ANOTHER DAY, ANOTHER BANDWAGON

I’ve generally tried to stay out of the tobacco debate, largely because I’m not a smoker and don’t feel strongly about smoking as such. But the ban on smoking in enclosed public spaces has already impacted on pubs and has been one of the factors that have contributed to pubs closing. The smoking ban has now been extended from enclosed public spaces to banning smoking in enclosed private spaces – cars, when children are present. My belief is that the longer-term goal of ‘public health’ is to ban smoking in the home when children are present, stopping-off along the way to test the water and condition public opinion to extending smoking bans more widely.

It seems another stopping-off point is smoking bans in open public spaces – and this is already proposed for beaches in Brighton and for city squares in Bristol. This is the kind of petty-Gauleiter activity you get when ‘public health’ is given to rinky-dink local government to play with. The latest public health sock puppet to jump on this particular bandwagon is the Royal Society for Public Health (RSPH). They are calling for the smoking ban to be extended to beer gardens, al fresco eating areas of restaurants, parks and outside school gates. RSPH go on to say smoking should be seen as “abnormal” and people needing a “fix of nicotine” should use e-cigarettes. 

According to the BBC, Shirley Cramer, RSPH’s chief executive, said: “Children are hugely receptive to the behaviour of the adults around them. The sight therefore of individuals smoking at prominent locations risks teaching them that smoking is a normal and safe habit.

“We believe that banning smoking in these locations via an exclusion zone could further de-normalise smoking, ensuring that it is seen as an abnormal activity and potentially, prevent children and young people from beginning in the future.”

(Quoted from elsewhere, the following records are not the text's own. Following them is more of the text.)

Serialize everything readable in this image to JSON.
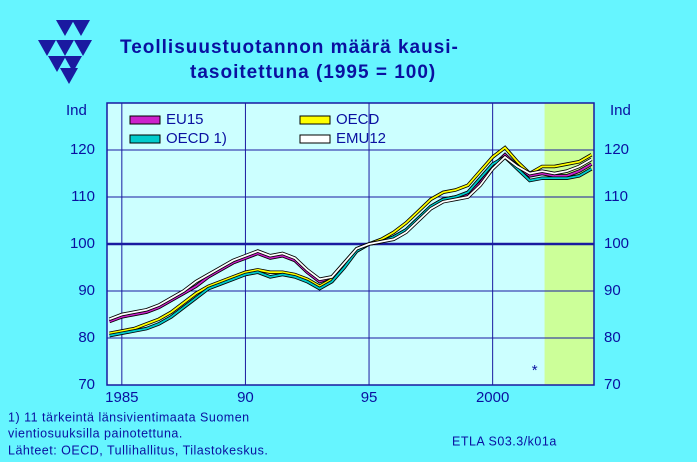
{
  "chart_data": {
    "type": "line",
    "title": "Teollisuustuotannon  määrä  kausi-",
    "subtitle": "tasoitettuna  (1995 = 100)",
    "ylabel": "Ind",
    "footnote_1": "1)  11 tärkeintä länsivientimaata Suomen",
    "footnote_2": "vientiosuuksilla painotettuna.",
    "source": "Lähteet:   OECD, Tullihallitus, Tilastokeskus.",
    "code": "ETLA S03.3/k01a",
    "annotation": "*",
    "x": [
      1984.5,
      1985,
      1985.5,
      1986,
      1986.5,
      1987,
      1987.5,
      1988,
      1988.5,
      1989,
      1989.5,
      1990,
      1990.5,
      1991,
      1991.5,
      1992,
      1992.5,
      1993,
      1993.5,
      1994,
      1994.5,
      1995,
      1995.5,
      1996,
      1996.5,
      1997,
      1997.5,
      1998,
      1998.5,
      1999,
      1999.5,
      2000,
      2000.5,
      2001,
      2001.5,
      2002,
      2002.5,
      2003,
      2003.5,
      2004
    ],
    "series": [
      {
        "name": "EU15",
        "color": "#cc22cc",
        "values": [
          83.5,
          84.5,
          85,
          85.5,
          86.5,
          88,
          89.5,
          91,
          93,
          94.5,
          96,
          97,
          98,
          97,
          97.5,
          96.5,
          94,
          92,
          93,
          96,
          99,
          100,
          100.5,
          101.5,
          103,
          105.5,
          108,
          109.5,
          110,
          110.5,
          113,
          116.5,
          119,
          116.5,
          114.5,
          115,
          114.5,
          114.5,
          115.5,
          117
        ]
      },
      {
        "name": "OECD",
        "color": "#ffff00",
        "values": [
          81,
          81.5,
          82,
          83,
          84,
          85.5,
          87.5,
          89.5,
          91,
          92,
          93,
          94,
          94.5,
          94,
          94,
          93.5,
          92.5,
          91,
          92.5,
          95.5,
          98.5,
          100,
          101,
          102.5,
          104.5,
          107,
          109.5,
          111,
          111.5,
          112.5,
          115.5,
          118.5,
          120.5,
          117.5,
          115,
          116.5,
          116.5,
          117,
          117.5,
          119
        ]
      },
      {
        "name": "OECD 1)",
        "color": "#00cccc",
        "values": [
          80.5,
          81,
          81.5,
          82,
          83,
          84.5,
          86.5,
          88.5,
          90.5,
          91.5,
          92.5,
          93.5,
          94,
          93,
          93.5,
          93,
          92,
          90.5,
          92,
          95,
          98.5,
          100,
          100.5,
          101.5,
          103,
          105.5,
          108,
          109.5,
          110,
          111,
          114,
          117,
          118.5,
          116,
          113.5,
          114,
          114,
          114,
          114.5,
          116
        ]
      },
      {
        "name": "EMU12",
        "color": "#ffffff",
        "values": [
          84,
          85,
          85.5,
          86,
          87,
          88.5,
          90,
          92,
          93.5,
          95,
          96.5,
          97.5,
          98.5,
          97.5,
          98,
          97,
          94.5,
          92.5,
          93,
          96,
          99,
          100,
          100.5,
          101,
          102.5,
          105,
          107.5,
          109,
          109.5,
          110,
          112.5,
          116,
          118.5,
          116.5,
          115,
          115.5,
          115,
          115.5,
          116.5,
          118
        ]
      }
    ],
    "xlim": [
      1984.4,
      2004.1
    ],
    "xticks": [
      1985,
      {
        "value": 1990,
        "label": "90"
      },
      {
        "value": 1995,
        "label": "95"
      },
      2000
    ],
    "ylim": [
      70,
      130
    ],
    "yticks": [
      70,
      80,
      90,
      100,
      110,
      120
    ],
    "reference_line": 100,
    "forecast_from": 2002.1,
    "annotation_x": 2001.7,
    "annotation_y": 73,
    "grid": true
  }
}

The end-game here is to ban smoking at home – what could be a more prominent place in which to influence children than the home? But with 22% of men and 19% of women smoking regularly it is not for government to decide what is or is not “normal”, and then to threaten people with fines or imprisonment if they depart from the norm by breaking a legally enforceable ban – particularly one introduced at the insistence of a bunch of obsessive cranks who seek to write moral prescriptions for everyone else. There is no longer any pretence that such banning measures are there to protect non-smokers from second-hand smoke - that was always just an excuse. The goal is “de-normalisation” as a kind of cultural form of prohibition.

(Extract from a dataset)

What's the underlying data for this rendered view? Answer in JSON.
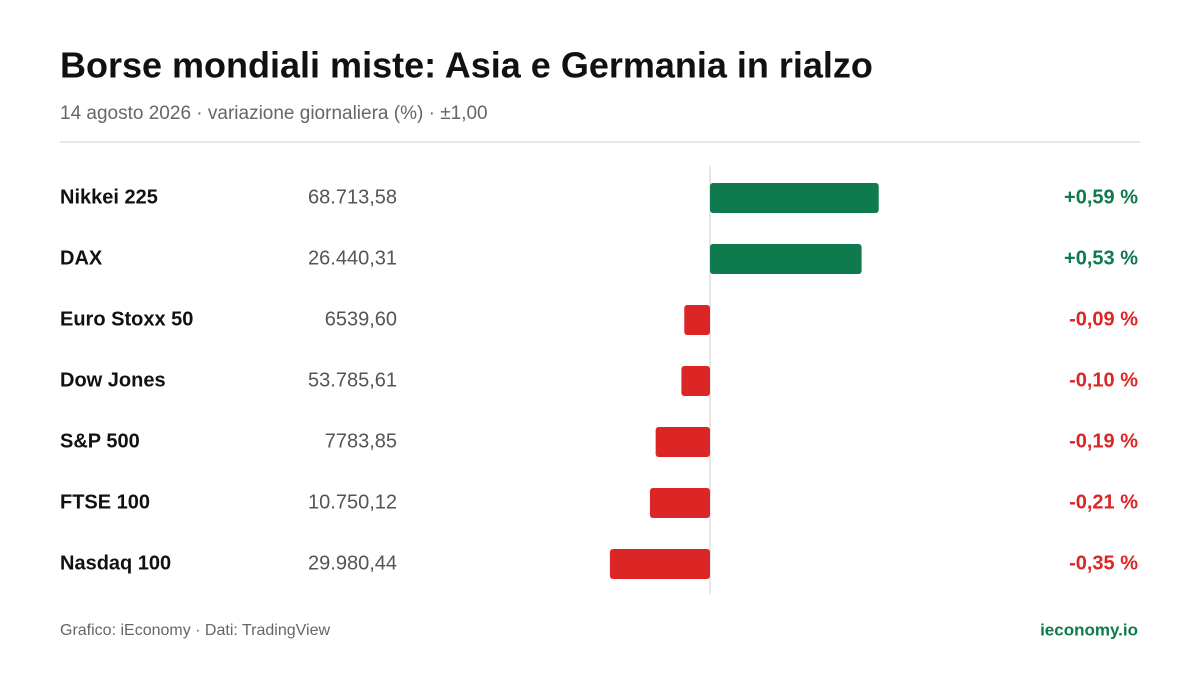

Now where have I heard all this before? Well, think of the health lobby’s proposals on banning alcohol advertising. This is part of their strategy for de-normalising the drinking of beverage alcohol. Where smoking policy goes, alcohol policy is sure to follow. Smokers have been driven outside the pub, now they are being told that if they need a “nicotine fix” it must be from an e-cigarette. I’m beginning to think of smokers as a persecuted minority! But this measure can only discourage smokers from going to pubs.

Palcohol?

One of the techniques that healthists use to de-normalise alcohol is to take the drinking of it completely out of its social and cultural context and say it is “just another drug”. In the United States we have seen the development of a powdered form of alcohol – a product called “Palcohol”. The US Alcohol and Tobacco Tax and Trade Bureau have approved this product, which, when mixed with 6 fluid ounces of water produces the same alcohol content as a standard mixed drink. The powders come in various flavours – vodka, rum and powderita – a margarita version. 

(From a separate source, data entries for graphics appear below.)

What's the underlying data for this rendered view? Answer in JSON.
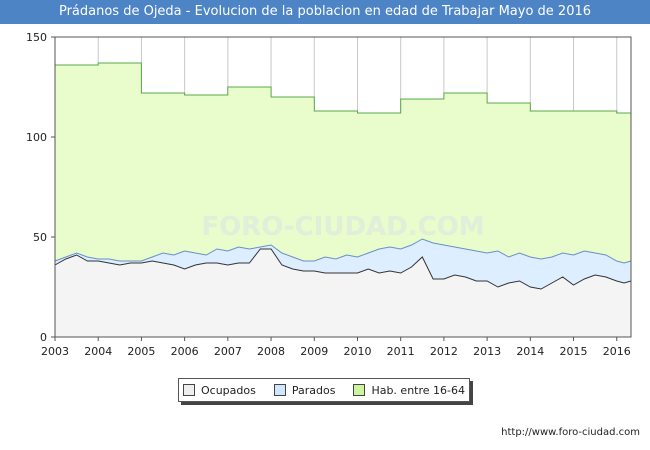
{
  "header": {
    "title": "Prádanos de Ojeda - Evolucion de la poblacion en edad de Trabajar Mayo de 2016"
  },
  "footer": {
    "source": "http://www.foro-ciudad.com"
  },
  "watermark": "FORO-CIUDAD.COM",
  "colors": {
    "title_bg": "#4d84c6",
    "hab_fill": "#e8fccc",
    "hab_line": "#5aa94a",
    "parados_fill": "#dceeff",
    "parados_line": "#6a8fc8",
    "ocupados_fill": "#f4f4f4",
    "ocupados_line": "#333333",
    "legend_hab": "#ccf5a0",
    "legend_parados": "#cfe6ff",
    "legend_ocupados": "#eeeeee"
  },
  "chart_data": {
    "type": "area",
    "xlim": [
      2003.0,
      2016.33
    ],
    "ylim": [
      0,
      150
    ],
    "x_ticks": [
      "2003",
      "2004",
      "2005",
      "2006",
      "2007",
      "2008",
      "2009",
      "2010",
      "2011",
      "2012",
      "2013",
      "2014",
      "2015",
      "2016"
    ],
    "y_ticks": [
      "0",
      "50",
      "100",
      "150"
    ],
    "grid": true,
    "legend_position": "bottom",
    "legend": [
      "Ocupados",
      "Parados",
      "Hab. entre 16-64"
    ],
    "series": [
      {
        "name": "Hab. entre 16-64",
        "step": true,
        "points": [
          [
            2003.0,
            136
          ],
          [
            2004.0,
            136
          ],
          [
            2004.0,
            137
          ],
          [
            2005.0,
            137
          ],
          [
            2005.0,
            122
          ],
          [
            2006.0,
            122
          ],
          [
            2006.0,
            121
          ],
          [
            2007.0,
            121
          ],
          [
            2007.0,
            125
          ],
          [
            2008.0,
            125
          ],
          [
            2008.0,
            120
          ],
          [
            2009.0,
            120
          ],
          [
            2009.0,
            113
          ],
          [
            2010.0,
            113
          ],
          [
            2010.0,
            112
          ],
          [
            2011.0,
            112
          ],
          [
            2011.0,
            119
          ],
          [
            2012.0,
            119
          ],
          [
            2012.0,
            122
          ],
          [
            2013.0,
            122
          ],
          [
            2013.0,
            117
          ],
          [
            2014.0,
            117
          ],
          [
            2014.0,
            113
          ],
          [
            2015.0,
            113
          ],
          [
            2015.0,
            113
          ],
          [
            2016.0,
            113
          ],
          [
            2016.0,
            112
          ],
          [
            2016.33,
            112
          ]
        ]
      },
      {
        "name": "Parados",
        "points": [
          [
            2003.0,
            38
          ],
          [
            2003.25,
            40
          ],
          [
            2003.5,
            42
          ],
          [
            2003.75,
            40
          ],
          [
            2004.0,
            39
          ],
          [
            2004.25,
            39
          ],
          [
            2004.5,
            38
          ],
          [
            2004.75,
            38
          ],
          [
            2005.0,
            38
          ],
          [
            2005.25,
            40
          ],
          [
            2005.5,
            42
          ],
          [
            2005.75,
            41
          ],
          [
            2006.0,
            43
          ],
          [
            2006.25,
            42
          ],
          [
            2006.5,
            41
          ],
          [
            2006.75,
            44
          ],
          [
            2007.0,
            43
          ],
          [
            2007.25,
            45
          ],
          [
            2007.5,
            44
          ],
          [
            2007.75,
            45
          ],
          [
            2008.0,
            46
          ],
          [
            2008.25,
            42
          ],
          [
            2008.5,
            40
          ],
          [
            2008.75,
            38
          ],
          [
            2009.0,
            38
          ],
          [
            2009.25,
            40
          ],
          [
            2009.5,
            39
          ],
          [
            2009.75,
            41
          ],
          [
            2010.0,
            40
          ],
          [
            2010.25,
            42
          ],
          [
            2010.5,
            44
          ],
          [
            2010.75,
            45
          ],
          [
            2011.0,
            44
          ],
          [
            2011.25,
            46
          ],
          [
            2011.5,
            49
          ],
          [
            2011.75,
            47
          ],
          [
            2012.0,
            46
          ],
          [
            2012.25,
            45
          ],
          [
            2012.5,
            44
          ],
          [
            2012.75,
            43
          ],
          [
            2013.0,
            42
          ],
          [
            2013.25,
            43
          ],
          [
            2013.5,
            40
          ],
          [
            2013.75,
            42
          ],
          [
            2014.0,
            40
          ],
          [
            2014.25,
            39
          ],
          [
            2014.5,
            40
          ],
          [
            2014.75,
            42
          ],
          [
            2015.0,
            41
          ],
          [
            2015.25,
            43
          ],
          [
            2015.5,
            42
          ],
          [
            2015.75,
            41
          ],
          [
            2016.0,
            38
          ],
          [
            2016.17,
            37
          ],
          [
            2016.33,
            38
          ]
        ]
      },
      {
        "name": "Ocupados",
        "points": [
          [
            2003.0,
            36
          ],
          [
            2003.25,
            39
          ],
          [
            2003.5,
            41
          ],
          [
            2003.75,
            38
          ],
          [
            2004.0,
            38
          ],
          [
            2004.25,
            37
          ],
          [
            2004.5,
            36
          ],
          [
            2004.75,
            37
          ],
          [
            2005.0,
            37
          ],
          [
            2005.25,
            38
          ],
          [
            2005.5,
            37
          ],
          [
            2005.75,
            36
          ],
          [
            2006.0,
            34
          ],
          [
            2006.25,
            36
          ],
          [
            2006.5,
            37
          ],
          [
            2006.75,
            37
          ],
          [
            2007.0,
            36
          ],
          [
            2007.25,
            37
          ],
          [
            2007.5,
            37
          ],
          [
            2007.75,
            44
          ],
          [
            2008.0,
            44
          ],
          [
            2008.25,
            36
          ],
          [
            2008.5,
            34
          ],
          [
            2008.75,
            33
          ],
          [
            2009.0,
            33
          ],
          [
            2009.25,
            32
          ],
          [
            2009.5,
            32
          ],
          [
            2009.75,
            32
          ],
          [
            2010.0,
            32
          ],
          [
            2010.25,
            34
          ],
          [
            2010.5,
            32
          ],
          [
            2010.75,
            33
          ],
          [
            2011.0,
            32
          ],
          [
            2011.25,
            35
          ],
          [
            2011.5,
            40
          ],
          [
            2011.75,
            29
          ],
          [
            2012.0,
            29
          ],
          [
            2012.25,
            31
          ],
          [
            2012.5,
            30
          ],
          [
            2012.75,
            28
          ],
          [
            2013.0,
            28
          ],
          [
            2013.25,
            25
          ],
          [
            2013.5,
            27
          ],
          [
            2013.75,
            28
          ],
          [
            2014.0,
            25
          ],
          [
            2014.25,
            24
          ],
          [
            2014.5,
            27
          ],
          [
            2014.75,
            30
          ],
          [
            2015.0,
            26
          ],
          [
            2015.25,
            29
          ],
          [
            2015.5,
            31
          ],
          [
            2015.75,
            30
          ],
          [
            2016.0,
            28
          ],
          [
            2016.17,
            27
          ],
          [
            2016.33,
            28
          ]
        ]
      }
    ]
  }
}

I cannot imagine a worse development for our sector, or one that is more calculated to facilitate the portrayal of alcohol as just another drug. If you thought that healthists had a field day with “alcopops” wait until powdered alcohol hits the shops. Once we separate ethyl alcohol from beverage alcohol – from the tradition of craft and flavour, and the use of natural ingredients – then those of us who defend the drinking of beverage alcohol as a lawful and socially acceptable activity are placed in an untenable position. 

Actually, when I said I can’t imagine a worse development for our sector than powdered alcohol - I take that back! We have also seen the development of alcohol vaping – inhale it as a vapour and it goes straight from the lungs to the brain and people get very drunk, very quickly. Currently the Home Office is consulting on whether powdered alcohol at least should be brought under the licensing regime. This type of product is already available online. I find myself in the slightly uncomfortable position of favouring a ban. Oh dear!